1. A table of acceptance criteria and the reported device performance: This document does not specify quantitative acceptance criteria or detailed device performance metrics from a study.
2. Sample size used for the test set and the data provenance: There is no mention of a test set or clinical study data. The document focuses on regulatory compliance and device description.
3. Number of experts used to establish the ground truth for the test set and the qualifications of those experts: As no test set or ground truth establishment is described, this information is not present.
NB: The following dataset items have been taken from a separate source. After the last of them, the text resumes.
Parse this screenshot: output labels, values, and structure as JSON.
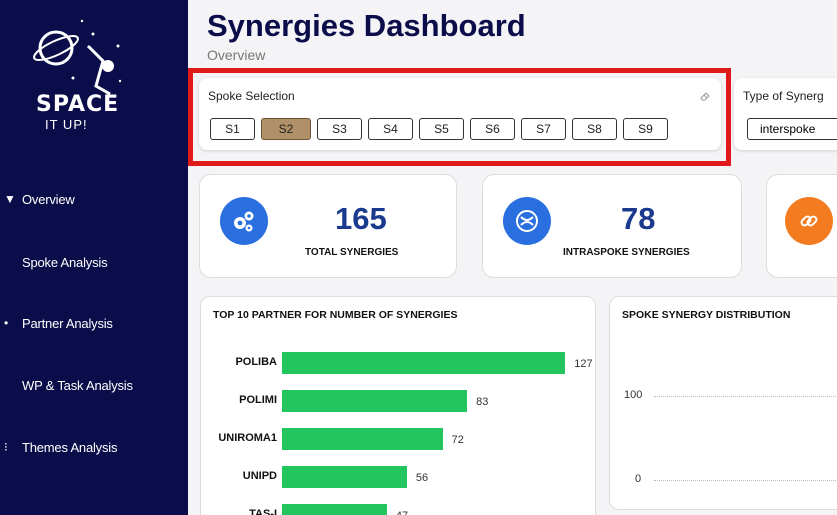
{
  "app": {
    "title": "Synergies Dashboard",
    "subtitle": "Overview"
  },
  "sidebar": {
    "logo_text": "SPACE",
    "logo_sub": "IT UP!",
    "items": [
      {
        "label": "Overview",
        "bullet": "▼"
      },
      {
        "label": "Spoke Analysis",
        "bullet": ""
      },
      {
        "label": "Partner Analysis",
        "bullet": "•"
      },
      {
        "label": "WP & Task Analysis",
        "bullet": ""
      },
      {
        "label": "Themes Analysis",
        "bullet": "⁝"
      }
    ]
  },
  "spoke_selection": {
    "label": "Spoke Selection",
    "options": [
      "S1",
      "S2",
      "S3",
      "S4",
      "S5",
      "S6",
      "S7",
      "S8",
      "S9"
    ],
    "selected": "S2"
  },
  "type_of_synergy": {
    "label": "Type of Synerg",
    "value": "interspoke"
  },
  "kpis": [
    {
      "value": "165",
      "label": "TOTAL SYNERGIES",
      "icon": "gears-icon",
      "color": "#2a6fe0"
    },
    {
      "value": "78",
      "label": "INTRASPOKE SYNERGIES",
      "icon": "cycle-icon",
      "color": "#2a6fe0"
    },
    {
      "value": "",
      "label": "",
      "icon": "link-icon",
      "color": "#f47c20"
    }
  ],
  "partner_panel": {
    "title": "TOP 10 PARTNER FOR NUMBER OF SYNERGIES"
  },
  "distribution_panel": {
    "title": "SPOKE SYNERGY DISTRIBUTION",
    "ticks": [
      "100",
      "0"
    ]
  },
  "chart_data": {
    "type": "bar",
    "orientation": "horizontal",
    "categories": [
      "POLIBA",
      "POLIMI",
      "UNIROMA1",
      "UNIPD",
      "TAS-I"
    ],
    "values": [
      127,
      83,
      72,
      56,
      47
    ],
    "color": "#22c55e"
  }
}
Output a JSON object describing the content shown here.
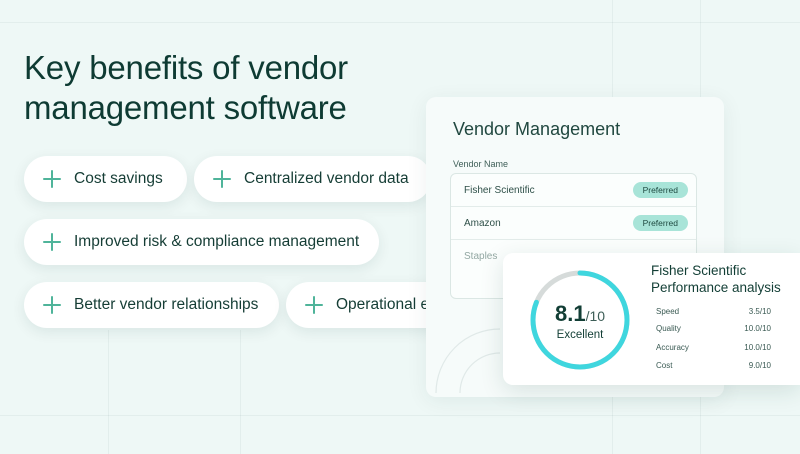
{
  "headline": {
    "line1": "Key benefits of vendor",
    "line2": "management software"
  },
  "benefits": [
    {
      "label": "Cost savings",
      "icon": "plus-icon"
    },
    {
      "label": "Centralized vendor data",
      "icon": "plus-icon"
    },
    {
      "label": "Improved risk & compliance management",
      "icon": "plus-icon"
    },
    {
      "label": "Better vendor relationships",
      "icon": "plus-icon"
    },
    {
      "label": "Operational efficiency",
      "icon": "plus-icon"
    }
  ],
  "vendor_card": {
    "title": "Vendor Management",
    "column_header": "Vendor Name",
    "rows": [
      {
        "name": "Fisher Scientific",
        "status": "Preferred"
      },
      {
        "name": "Amazon",
        "status": "Preferred"
      },
      {
        "name": "Staples",
        "status": ""
      }
    ]
  },
  "performance_card": {
    "title_line1": "Fisher Scientific",
    "title_line2": "Performance analysis",
    "score": "8.1",
    "score_suffix": "/10",
    "score_fraction": 0.81,
    "rating": "Excellent",
    "metrics": [
      {
        "label": "Speed",
        "value": "3.5/10"
      },
      {
        "label": "Quality",
        "value": "10.0/10"
      },
      {
        "label": "Accuracy",
        "value": "10.0/10"
      },
      {
        "label": "Cost",
        "value": "9.0/10"
      }
    ]
  },
  "colors": {
    "background": "#eef8f6",
    "text": "#0e3b33",
    "accent": "#4fb49a",
    "ring": "#3fd6de",
    "badge": "#a8e4d8"
  }
}
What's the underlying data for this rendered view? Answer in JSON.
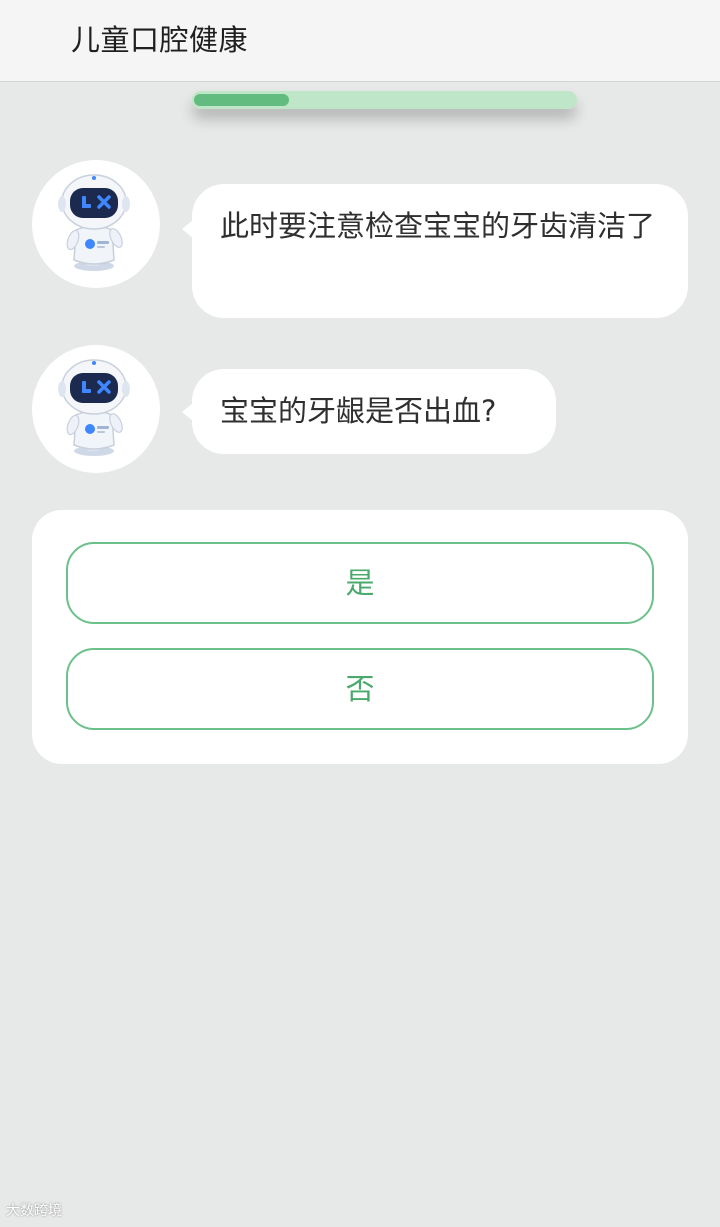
{
  "header": {
    "title": "儿童口腔健康"
  },
  "progress": {
    "fraction": 0.25
  },
  "chat": {
    "messages": [
      {
        "avatar_icon": "robot-mascot-icon",
        "text": "此时要注意检查宝宝的牙齿清洁了"
      },
      {
        "avatar_icon": "robot-mascot-icon",
        "text": "宝宝的牙龈是否出血?"
      }
    ]
  },
  "answers": {
    "yes_label": "是",
    "no_label": "否"
  },
  "watermark": {
    "text": "大数跨境"
  },
  "colors": {
    "accent_green": "#62bb7f",
    "progress_track": "#bfe6c8",
    "button_border": "#6cc08a",
    "button_text": "#4aa96c",
    "page_background": "#e7e8e8",
    "robot_screen": "#1b2a4e",
    "robot_eyes": "#3f86ff"
  }
}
4. Adjudication method for the test set: No test set means no adjudication method is discussed.
5. If a multi-reader multi-case (MRMC) comparative effectiveness study was done, If so, what was the effect size of how much human readers improve with AI vs without AI assistance: There is no indication of any MRMC study or AI assistance capability for this device.
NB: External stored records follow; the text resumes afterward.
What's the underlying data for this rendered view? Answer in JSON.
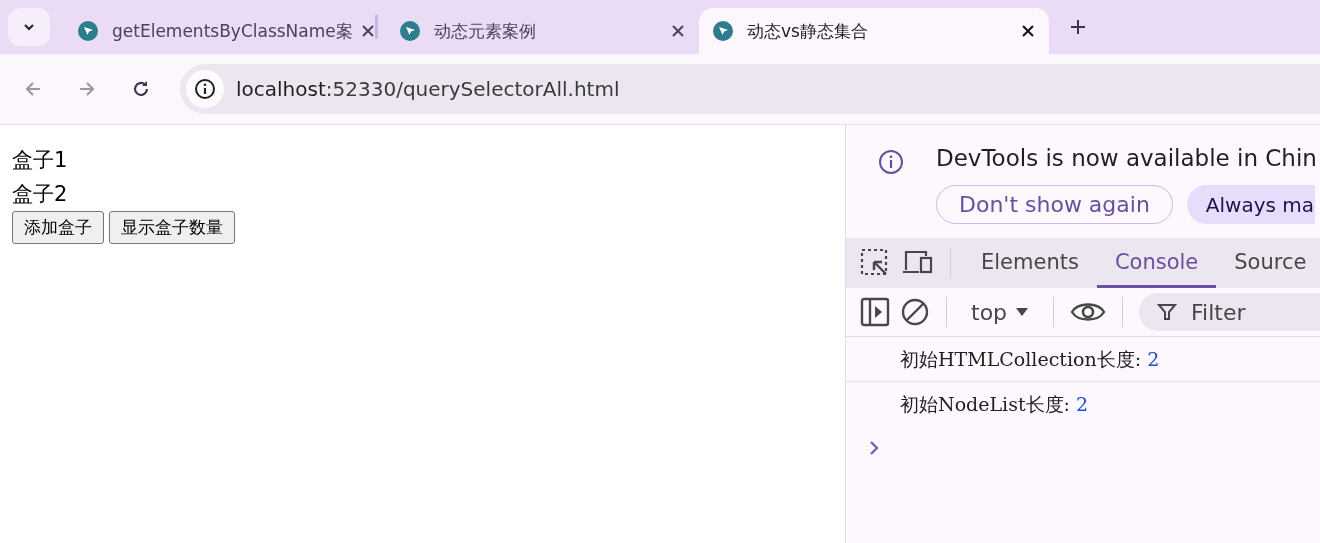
{
  "tabs": [
    {
      "title": "getElementsByClassName案",
      "selected": false
    },
    {
      "title": "动态元素案例",
      "selected": false
    },
    {
      "title": "动态vs静态集合",
      "selected": true
    }
  ],
  "address_bar": {
    "host": "localhost",
    "path": ":52330/querySelectorAll.html"
  },
  "page": {
    "boxes": [
      "盒子1",
      "盒子2"
    ],
    "buttons": [
      "添加盒子",
      "显示盒子数量"
    ]
  },
  "devtools": {
    "infobar": {
      "message": "DevTools is now available in Chin",
      "buttons": [
        {
          "label": "Don't show again",
          "kind": "outline"
        },
        {
          "label": "Always ma",
          "kind": "filled"
        }
      ]
    },
    "tabs": [
      {
        "label": "Elements",
        "selected": false
      },
      {
        "label": "Console",
        "selected": true
      },
      {
        "label": "Source",
        "selected": false
      }
    ],
    "context": "top",
    "filter": {
      "placeholder": "Filter"
    },
    "console": [
      {
        "text": "初始HTMLCollection长度: ",
        "value": "2"
      },
      {
        "text": "初始NodeList长度: ",
        "value": "2"
      }
    ]
  }
}
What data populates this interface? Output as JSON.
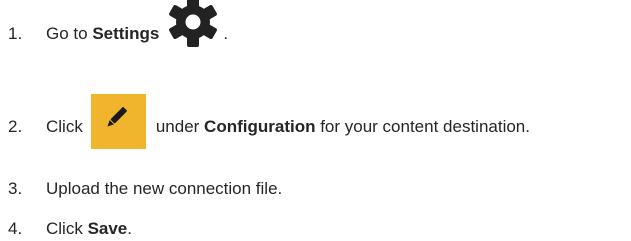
{
  "steps": [
    {
      "number": "1.",
      "text_before": "Go to ",
      "bold": "Settings",
      "icon": "gear-icon",
      "text_after": "."
    },
    {
      "number": "2.",
      "text_before": "Click",
      "icon": "edit-pencil-icon",
      "icon_color": "#f0b52d",
      "text_middle": "under ",
      "bold": "Configuration",
      "text_after": " for your content destination."
    },
    {
      "number": "3.",
      "text": "Upload the new connection file."
    },
    {
      "number": "4.",
      "text_before": "Click ",
      "bold": "Save",
      "text_after": "."
    }
  ]
}
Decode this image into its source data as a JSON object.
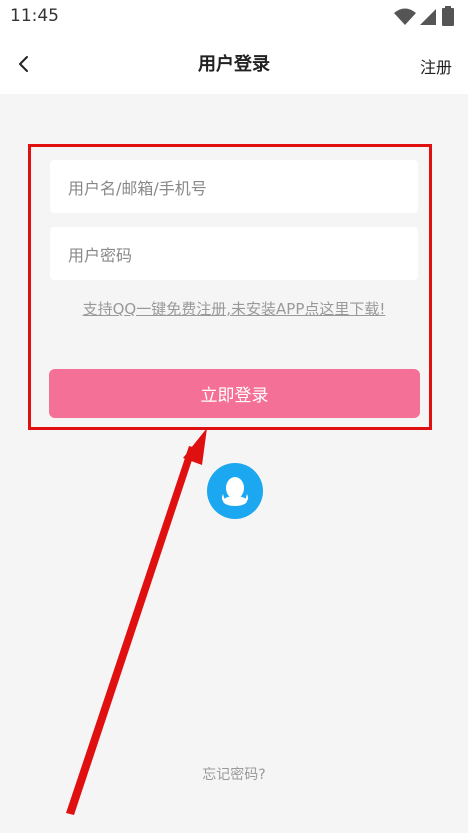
{
  "status_bar": {
    "time": "11:45"
  },
  "header": {
    "title": "用户登录",
    "register_label": "注册"
  },
  "login_form": {
    "username_placeholder": "用户名/邮箱/手机号",
    "password_placeholder": "用户密码",
    "qq_register_text": "支持QQ一键免费注册,未安装APP点这里下载!",
    "login_button_label": "立即登录"
  },
  "footer": {
    "forgot_password_label": "忘记密码?"
  },
  "icons": {
    "back": "chevron-left-icon",
    "qq": "qq-penguin-icon",
    "wifi": "wifi-icon",
    "signal": "signal-icon",
    "battery": "battery-icon"
  },
  "colors": {
    "login_button": "#f57096",
    "qq_button": "#1ca8f0",
    "highlight_box": "#e01010",
    "background": "#f5f5f5"
  }
}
6. If a standalone (i.e. algorithm only without human-in-the-loop performance) was done: The device is described as a diagnostic ultrasound system with various imaging modes, implying human operation, not a standalone algorithm.
7. The type of ground truth used: No ground truth is mentioned.
8. The sample size for the training set: There is no mention of a training set as no machine learning/AI component is described.
9. How the ground truth for the training set was established: Not applicable, as no training set is mentioned.

Summary of what the document does provide regarding the device validation:

The document primarily establishes the device's substantial equivalence to previously cleared predicate devices (SONOLINE G50 & G60 S, and ACUSON Sequoia) by comparing its technological characteristics and intended uses. It also lists the product safety standards the device has been designed to meet (UL 2601-1, CSA C22.2 No. 601-1, AIUM/NEMA UD-3, AIUM/NEMA UD-2, 93/42/EEC Medical Devices Directive, EN/IEC 60601-1, EN/IEC 60601-1-1, EN/IEC 60601-1-2, IEC 1157, ISO 10993).

The FDA's clearance letter requests a "postclearance special report" containing "complete information, including acoustic output measurements based on production line devices." This indicates that performance data (specifically acoustic output) would be collected post-clearance to confirm safety, but it's not a pre-market study establishing efficacy or meeting performance criteria in the way your questions imply.